Retailers in all areas have two big questions at the forefront of their minds, a) how to recoup some of the losses from the last few weeks of physical stores being closed and b) how to keep staff and customers safe while doing it?

What we do know is the measures put in place and valiantly maintained by grocery retailers and pharmacies over the last few weeks will now be the standard. But how much further will that go as retailers, and society, move from the hypothetical to the reality of retail in a socially distanced world?

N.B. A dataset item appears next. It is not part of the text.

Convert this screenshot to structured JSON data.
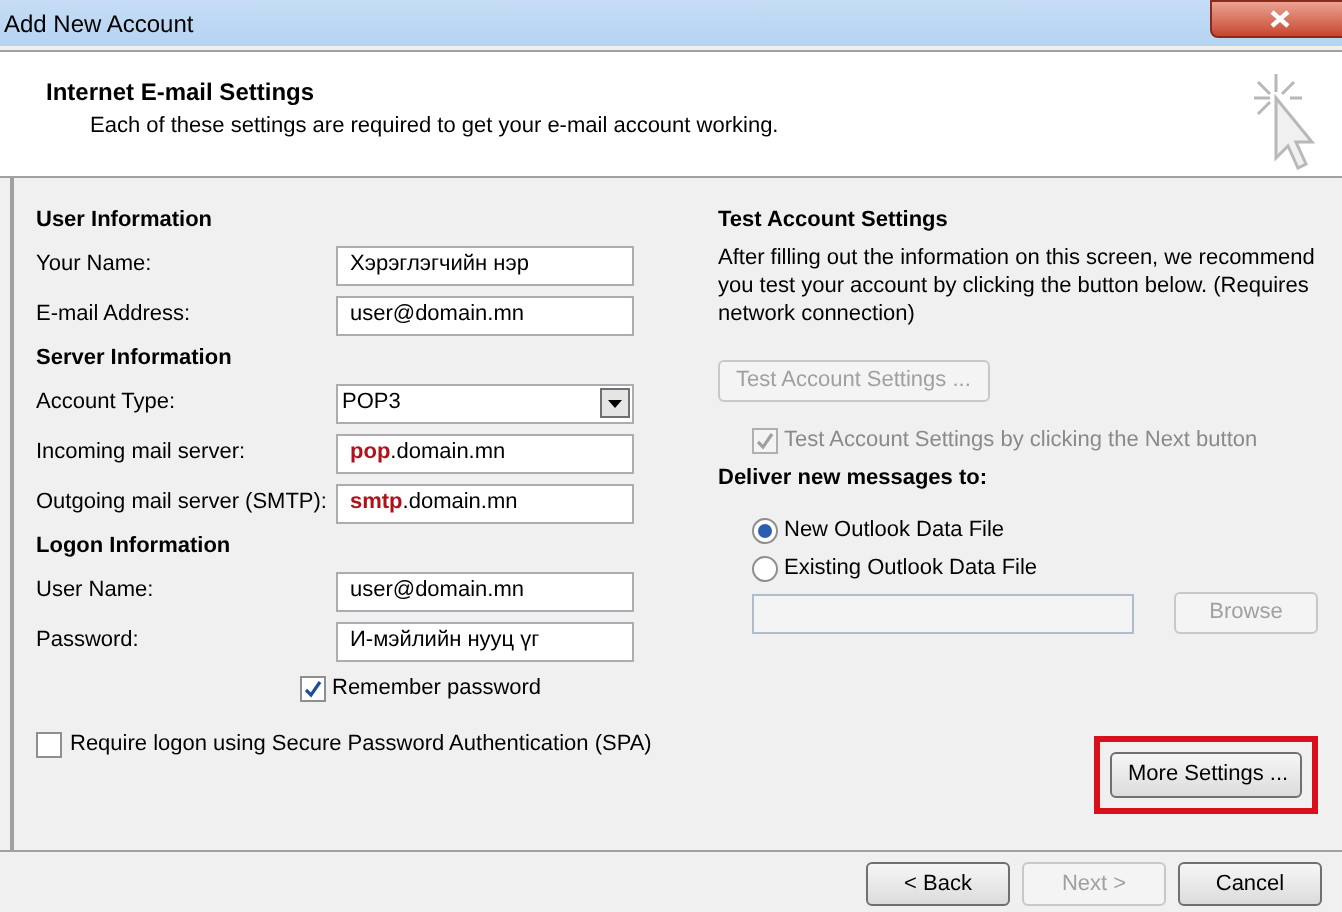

But how will it actually work?

It’s a proven psychological quirk of human beings that we remember those who break rules or social standards and not those that follow them. As a retailer, suddenly everything about your physical store; the store entrance, the width of aisles, the space near checkouts, the density of people in-store are going to come under intense scrutiny. Is tape on the floors, reduced shopping baskets available and plexiglass screens the extent of what’s needed or only the start? Globally, some interesting solutions are being proposed, with Apple and Best Buy trialling appointment bookings for in-store services while IKEA has enabled virtual queuing and remote kitchen planning sessions. While these obviously use more resources in terms of infrastruture and roll-out, it does remove the stress of retail staff being responsible for enforcing physical distancing in store and have the added benefit of a more personalised, premium service.

Communication breakdowns?

Whatever way shops decide to implement the guidance, communicating the new shopping etiquette to ensure adherence without alienating or frightening customers is going to be critical. In-store, again as has already been proven in the grocery sector, non-verbal/ non-direct communication is equally important – from choice of music to tannoy messages to the type and amount of signage. Messaging needs to be transparent and frequent to reinforce rules to customers. Digital communication has proven critical over the last few weeks as social media has been in many cases the only ‘socialness’ people have. It will continue to be crucial as brands strive to extend their influence in the customer journey beyond just the basics and return the idea of shopping to a pleasure activity, even with social distancing in place.

Retail is and will remain a people-centred business and now more than ever it will be crucial that retailers of all sizes put the needs of people, customers and colleagues at the heart of what you do.